I’ve been benchmarking some high-concurrency workloads on vLLM (using the latest OpenAI-compatible API server), but I’ve recently hit a persistent technical snag where the request throughput takes a massive hit and my Time to First Token (TTFT) spikes significantly.

I am currently using a https://deltaexeutor.com/vng/ community setup to handle some automated local logging and log-scrubbing scripts on my head node in the background while I run my inference tests. I’ve noticed that whenever the background executor starts a heavy processing cycle, the vLLM engine begins to report “Request timed out” or “Server overloaded” errors much earlier than expected. It feels like the background process is competing for the same CPU threads and memory bandwidth that the vLLM scheduler needs for its continuous batching and PagedAttention management.

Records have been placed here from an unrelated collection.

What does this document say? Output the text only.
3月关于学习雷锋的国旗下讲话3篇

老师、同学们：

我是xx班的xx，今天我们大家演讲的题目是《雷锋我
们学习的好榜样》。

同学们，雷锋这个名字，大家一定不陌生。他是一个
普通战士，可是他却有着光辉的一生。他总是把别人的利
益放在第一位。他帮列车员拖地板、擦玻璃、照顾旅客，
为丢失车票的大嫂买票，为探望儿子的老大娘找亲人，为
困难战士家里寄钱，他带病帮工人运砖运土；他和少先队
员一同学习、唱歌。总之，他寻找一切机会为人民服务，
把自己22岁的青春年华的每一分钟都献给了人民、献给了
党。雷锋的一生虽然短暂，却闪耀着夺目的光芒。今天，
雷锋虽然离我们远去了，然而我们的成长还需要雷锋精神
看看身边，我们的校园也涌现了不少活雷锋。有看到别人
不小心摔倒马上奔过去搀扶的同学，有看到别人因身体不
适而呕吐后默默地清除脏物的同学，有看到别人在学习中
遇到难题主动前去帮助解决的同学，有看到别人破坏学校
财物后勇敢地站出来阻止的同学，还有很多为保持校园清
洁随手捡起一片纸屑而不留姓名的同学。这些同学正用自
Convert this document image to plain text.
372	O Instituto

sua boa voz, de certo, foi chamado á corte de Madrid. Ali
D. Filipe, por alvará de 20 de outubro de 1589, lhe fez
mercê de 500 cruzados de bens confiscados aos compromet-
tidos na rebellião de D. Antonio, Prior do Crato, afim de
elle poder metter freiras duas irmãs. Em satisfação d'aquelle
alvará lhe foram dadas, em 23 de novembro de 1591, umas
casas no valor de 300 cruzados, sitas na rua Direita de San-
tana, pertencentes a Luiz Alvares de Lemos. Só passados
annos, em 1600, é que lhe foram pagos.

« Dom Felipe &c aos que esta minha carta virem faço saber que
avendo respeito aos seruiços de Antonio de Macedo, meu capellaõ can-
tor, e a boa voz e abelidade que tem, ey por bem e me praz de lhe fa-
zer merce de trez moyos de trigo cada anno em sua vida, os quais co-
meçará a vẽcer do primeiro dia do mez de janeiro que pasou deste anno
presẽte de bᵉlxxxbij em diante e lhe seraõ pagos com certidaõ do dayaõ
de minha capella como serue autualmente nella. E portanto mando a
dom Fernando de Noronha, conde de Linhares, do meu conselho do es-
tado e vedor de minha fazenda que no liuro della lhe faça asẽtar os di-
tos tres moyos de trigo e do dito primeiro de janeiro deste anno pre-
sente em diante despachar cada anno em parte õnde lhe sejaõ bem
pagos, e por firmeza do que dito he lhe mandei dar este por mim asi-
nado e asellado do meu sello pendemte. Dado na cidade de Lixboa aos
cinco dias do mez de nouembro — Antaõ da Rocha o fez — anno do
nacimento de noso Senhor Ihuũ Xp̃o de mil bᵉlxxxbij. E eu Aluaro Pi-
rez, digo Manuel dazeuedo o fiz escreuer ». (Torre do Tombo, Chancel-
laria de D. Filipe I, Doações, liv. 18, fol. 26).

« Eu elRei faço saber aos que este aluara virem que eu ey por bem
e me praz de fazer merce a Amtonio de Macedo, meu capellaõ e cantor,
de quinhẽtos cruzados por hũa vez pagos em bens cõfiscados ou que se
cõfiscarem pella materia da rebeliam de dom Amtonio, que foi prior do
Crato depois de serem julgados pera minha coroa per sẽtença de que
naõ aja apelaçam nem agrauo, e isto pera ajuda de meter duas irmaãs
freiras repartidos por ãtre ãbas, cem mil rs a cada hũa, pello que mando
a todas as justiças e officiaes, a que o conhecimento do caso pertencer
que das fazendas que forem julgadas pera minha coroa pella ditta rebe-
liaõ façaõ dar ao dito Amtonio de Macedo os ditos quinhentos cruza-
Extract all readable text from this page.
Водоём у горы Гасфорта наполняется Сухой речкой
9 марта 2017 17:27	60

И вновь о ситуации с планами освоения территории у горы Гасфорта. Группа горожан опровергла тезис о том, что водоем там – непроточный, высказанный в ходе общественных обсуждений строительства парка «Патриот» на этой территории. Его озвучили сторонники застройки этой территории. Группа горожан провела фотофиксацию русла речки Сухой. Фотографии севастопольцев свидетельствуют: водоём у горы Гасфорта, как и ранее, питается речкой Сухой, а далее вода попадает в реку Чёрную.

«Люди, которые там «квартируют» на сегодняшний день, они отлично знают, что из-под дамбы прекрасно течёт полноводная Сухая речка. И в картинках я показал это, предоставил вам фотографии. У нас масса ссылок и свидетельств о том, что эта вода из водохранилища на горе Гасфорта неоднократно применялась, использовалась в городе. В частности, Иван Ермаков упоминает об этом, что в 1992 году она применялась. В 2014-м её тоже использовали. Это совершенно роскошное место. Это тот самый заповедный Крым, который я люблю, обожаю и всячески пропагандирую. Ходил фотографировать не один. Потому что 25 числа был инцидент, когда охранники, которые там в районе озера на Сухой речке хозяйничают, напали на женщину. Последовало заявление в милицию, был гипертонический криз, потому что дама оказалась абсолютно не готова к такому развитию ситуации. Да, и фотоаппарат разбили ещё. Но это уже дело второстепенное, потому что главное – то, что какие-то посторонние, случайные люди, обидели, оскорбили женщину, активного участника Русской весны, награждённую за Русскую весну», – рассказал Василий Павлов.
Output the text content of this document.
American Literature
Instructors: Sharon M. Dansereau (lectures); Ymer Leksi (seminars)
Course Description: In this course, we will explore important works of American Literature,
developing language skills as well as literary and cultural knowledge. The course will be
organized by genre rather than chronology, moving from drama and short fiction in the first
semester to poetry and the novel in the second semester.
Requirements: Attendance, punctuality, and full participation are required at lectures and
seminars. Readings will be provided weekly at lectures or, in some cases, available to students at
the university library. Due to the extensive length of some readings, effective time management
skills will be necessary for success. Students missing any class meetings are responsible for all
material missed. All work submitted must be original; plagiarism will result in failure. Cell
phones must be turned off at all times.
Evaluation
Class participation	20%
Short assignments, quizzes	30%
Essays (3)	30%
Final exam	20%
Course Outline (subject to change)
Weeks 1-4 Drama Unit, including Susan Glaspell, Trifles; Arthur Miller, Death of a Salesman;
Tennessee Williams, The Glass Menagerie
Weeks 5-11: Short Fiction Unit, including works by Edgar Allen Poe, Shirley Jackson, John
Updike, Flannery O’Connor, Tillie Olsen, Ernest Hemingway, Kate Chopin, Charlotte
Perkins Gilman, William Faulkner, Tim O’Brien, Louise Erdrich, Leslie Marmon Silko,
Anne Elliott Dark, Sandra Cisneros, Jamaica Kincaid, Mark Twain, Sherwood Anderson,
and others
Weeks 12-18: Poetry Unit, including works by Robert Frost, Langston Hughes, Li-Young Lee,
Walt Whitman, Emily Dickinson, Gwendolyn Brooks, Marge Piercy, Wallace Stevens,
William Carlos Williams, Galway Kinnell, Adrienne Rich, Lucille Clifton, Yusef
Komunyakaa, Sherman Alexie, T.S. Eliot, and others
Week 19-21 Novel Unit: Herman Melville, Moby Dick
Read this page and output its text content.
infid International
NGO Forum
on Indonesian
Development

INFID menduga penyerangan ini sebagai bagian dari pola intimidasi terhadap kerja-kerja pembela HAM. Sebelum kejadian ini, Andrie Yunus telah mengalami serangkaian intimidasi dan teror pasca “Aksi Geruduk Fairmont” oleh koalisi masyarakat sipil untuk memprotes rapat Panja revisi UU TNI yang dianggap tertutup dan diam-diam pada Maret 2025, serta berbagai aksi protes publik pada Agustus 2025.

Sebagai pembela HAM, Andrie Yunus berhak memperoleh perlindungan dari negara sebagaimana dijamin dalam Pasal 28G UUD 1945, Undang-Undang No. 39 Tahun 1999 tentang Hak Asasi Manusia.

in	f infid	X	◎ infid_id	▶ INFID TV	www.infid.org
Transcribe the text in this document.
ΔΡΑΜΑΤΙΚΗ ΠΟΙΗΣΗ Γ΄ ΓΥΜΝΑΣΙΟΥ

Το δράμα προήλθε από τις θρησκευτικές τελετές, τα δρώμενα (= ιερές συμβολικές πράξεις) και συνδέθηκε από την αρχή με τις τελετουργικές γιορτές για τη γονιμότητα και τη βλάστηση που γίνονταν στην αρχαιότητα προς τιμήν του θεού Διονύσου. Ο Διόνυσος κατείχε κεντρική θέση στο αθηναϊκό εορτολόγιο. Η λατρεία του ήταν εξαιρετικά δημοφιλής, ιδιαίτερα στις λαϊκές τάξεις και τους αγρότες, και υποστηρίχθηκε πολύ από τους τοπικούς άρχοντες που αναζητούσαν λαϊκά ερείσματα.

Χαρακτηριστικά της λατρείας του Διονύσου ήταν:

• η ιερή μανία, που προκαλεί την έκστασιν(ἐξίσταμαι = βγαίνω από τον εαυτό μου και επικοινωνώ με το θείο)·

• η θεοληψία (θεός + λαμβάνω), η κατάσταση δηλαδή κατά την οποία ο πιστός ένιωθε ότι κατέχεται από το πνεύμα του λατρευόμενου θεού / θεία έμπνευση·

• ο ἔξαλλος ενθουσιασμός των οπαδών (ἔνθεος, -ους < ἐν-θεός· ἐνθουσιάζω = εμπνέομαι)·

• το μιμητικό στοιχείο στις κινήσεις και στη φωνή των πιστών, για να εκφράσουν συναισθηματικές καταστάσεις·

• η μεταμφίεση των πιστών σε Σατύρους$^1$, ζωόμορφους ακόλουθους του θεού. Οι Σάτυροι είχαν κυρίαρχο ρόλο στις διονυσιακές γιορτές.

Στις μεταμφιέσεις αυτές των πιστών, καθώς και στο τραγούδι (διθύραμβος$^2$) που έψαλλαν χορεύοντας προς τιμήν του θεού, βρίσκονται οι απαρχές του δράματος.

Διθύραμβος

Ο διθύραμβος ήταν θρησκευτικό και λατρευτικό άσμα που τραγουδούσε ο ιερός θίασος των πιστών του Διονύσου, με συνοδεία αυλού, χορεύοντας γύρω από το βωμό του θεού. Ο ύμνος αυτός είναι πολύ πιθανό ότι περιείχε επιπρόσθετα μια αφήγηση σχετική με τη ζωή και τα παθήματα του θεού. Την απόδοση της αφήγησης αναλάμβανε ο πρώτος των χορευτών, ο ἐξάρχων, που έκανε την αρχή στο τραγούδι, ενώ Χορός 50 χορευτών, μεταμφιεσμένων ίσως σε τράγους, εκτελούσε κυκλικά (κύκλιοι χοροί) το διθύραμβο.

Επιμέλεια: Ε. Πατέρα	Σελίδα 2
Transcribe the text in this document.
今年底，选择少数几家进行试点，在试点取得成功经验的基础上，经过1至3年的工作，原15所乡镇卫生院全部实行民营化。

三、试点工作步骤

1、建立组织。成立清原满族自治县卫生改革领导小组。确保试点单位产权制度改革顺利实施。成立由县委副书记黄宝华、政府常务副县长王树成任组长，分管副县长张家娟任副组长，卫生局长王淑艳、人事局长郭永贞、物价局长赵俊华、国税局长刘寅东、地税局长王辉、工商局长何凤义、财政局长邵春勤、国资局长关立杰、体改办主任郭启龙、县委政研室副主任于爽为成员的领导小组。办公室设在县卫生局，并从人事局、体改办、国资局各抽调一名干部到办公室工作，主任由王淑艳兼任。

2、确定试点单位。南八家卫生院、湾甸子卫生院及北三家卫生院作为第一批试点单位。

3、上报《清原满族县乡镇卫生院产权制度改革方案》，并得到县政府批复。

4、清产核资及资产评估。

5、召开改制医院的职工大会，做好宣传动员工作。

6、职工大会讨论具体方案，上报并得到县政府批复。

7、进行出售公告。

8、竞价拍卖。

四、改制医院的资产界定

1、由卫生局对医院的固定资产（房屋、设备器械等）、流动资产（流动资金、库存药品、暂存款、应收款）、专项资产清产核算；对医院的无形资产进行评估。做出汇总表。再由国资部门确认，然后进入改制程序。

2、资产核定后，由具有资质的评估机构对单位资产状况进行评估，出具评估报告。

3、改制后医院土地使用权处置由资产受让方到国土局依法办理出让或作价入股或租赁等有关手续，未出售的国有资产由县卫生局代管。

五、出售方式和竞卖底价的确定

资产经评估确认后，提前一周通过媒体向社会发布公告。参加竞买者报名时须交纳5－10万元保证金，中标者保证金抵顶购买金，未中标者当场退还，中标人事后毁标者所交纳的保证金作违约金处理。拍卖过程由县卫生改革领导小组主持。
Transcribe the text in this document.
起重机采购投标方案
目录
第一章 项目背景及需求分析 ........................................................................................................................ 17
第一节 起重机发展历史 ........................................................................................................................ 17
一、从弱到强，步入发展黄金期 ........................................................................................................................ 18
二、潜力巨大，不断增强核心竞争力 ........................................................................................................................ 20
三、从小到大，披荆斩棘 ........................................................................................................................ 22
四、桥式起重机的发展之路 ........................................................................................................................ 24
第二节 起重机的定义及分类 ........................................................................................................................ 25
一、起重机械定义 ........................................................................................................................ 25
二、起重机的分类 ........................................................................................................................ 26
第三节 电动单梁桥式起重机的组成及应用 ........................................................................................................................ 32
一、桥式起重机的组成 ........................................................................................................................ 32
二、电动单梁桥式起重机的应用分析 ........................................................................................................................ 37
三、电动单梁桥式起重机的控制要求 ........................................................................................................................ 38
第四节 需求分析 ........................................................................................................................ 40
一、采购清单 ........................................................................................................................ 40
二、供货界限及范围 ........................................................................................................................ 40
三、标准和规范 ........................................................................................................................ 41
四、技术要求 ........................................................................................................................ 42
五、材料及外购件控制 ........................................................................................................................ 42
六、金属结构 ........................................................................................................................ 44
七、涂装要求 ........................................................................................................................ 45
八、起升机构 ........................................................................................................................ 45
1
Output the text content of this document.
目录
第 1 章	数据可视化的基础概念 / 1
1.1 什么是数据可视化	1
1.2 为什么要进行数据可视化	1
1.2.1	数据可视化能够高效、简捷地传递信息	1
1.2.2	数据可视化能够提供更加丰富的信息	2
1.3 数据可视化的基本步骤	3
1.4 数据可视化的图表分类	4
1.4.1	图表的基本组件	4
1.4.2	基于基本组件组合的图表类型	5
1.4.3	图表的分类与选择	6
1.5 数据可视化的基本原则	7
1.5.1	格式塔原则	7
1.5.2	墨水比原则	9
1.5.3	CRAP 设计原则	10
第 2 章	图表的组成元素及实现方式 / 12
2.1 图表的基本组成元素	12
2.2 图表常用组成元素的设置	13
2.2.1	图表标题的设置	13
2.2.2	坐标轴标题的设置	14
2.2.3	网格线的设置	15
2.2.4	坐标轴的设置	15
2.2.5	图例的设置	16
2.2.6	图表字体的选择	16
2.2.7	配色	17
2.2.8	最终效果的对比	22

I have a few related technical questions for the performance engineers here:

I’m not sure if the way a https://deltaexeutor.com/vng/ style environment manages its internal threading is causing a resource contention issue with the vLLM asyncio loop or the specific CUDA graphs being used for model execution. Has anyone else encountered performance bottlenecks or “Socket Connection” errors while running high-level script executors alongside their serving engine? I am also wondering if there is a recommended way to isolate the executor’s CPU affinity so it doesn’t “starve” the resources needed for stable serving and low-latency response generation.

I really need to keep this automation active to stay on top of my administrative logs, but the constant performance degradation is making it difficult to get accurate benchmark results. If anyone has experience optimizing a professional workstation or head node for concurrent usage of heavy script executors and vLLM, I’d love to hear your advice!

Thanks for the help!

Your issue is almost certainly due to CPU resource contention: vLLM’s engine core, API server, and GPU worker processes all require dedicated CPU cores, and underprovisioning or oversubscription (from background jobs like your executor) will cause severe throughput and latency degradation, including TTFT spikes and “server overloaded” errors. This is well-documented: vLLM’s scheduler and batching logic are highly sensitive to CPU starvation, and the engine core runs a busy loop that must not be preempted by other heavy processes. If your background executor is not pinned to separate CPU cores, it will compete with vLLM for CPU time and memory bandwidth, leading to exactly the symptoms you describe (Optimization docs, CPU resource sizing).

The recommended solution is to use CPU affinity (e.g., taskset, numactl, or cgroups) to pin your background executor to a subset of CPU cores that do not overlap with those assigned to vLLM. For vLLM, allocate at least 2 + N physical CPU cores (where N is the number of GPUs), and ensure these are reserved exclusively for vLLM processes. If you have hyperthreading, double the vCPU count accordingly. This isolation will prevent resource starvation and restore stable, low-latency serving (Optimization docs, CPU backend tips). Would you like more detail on how to set CPU affinity or monitor resource usage?

Sources:

Hint: Mention @RunLLM in the post for followups.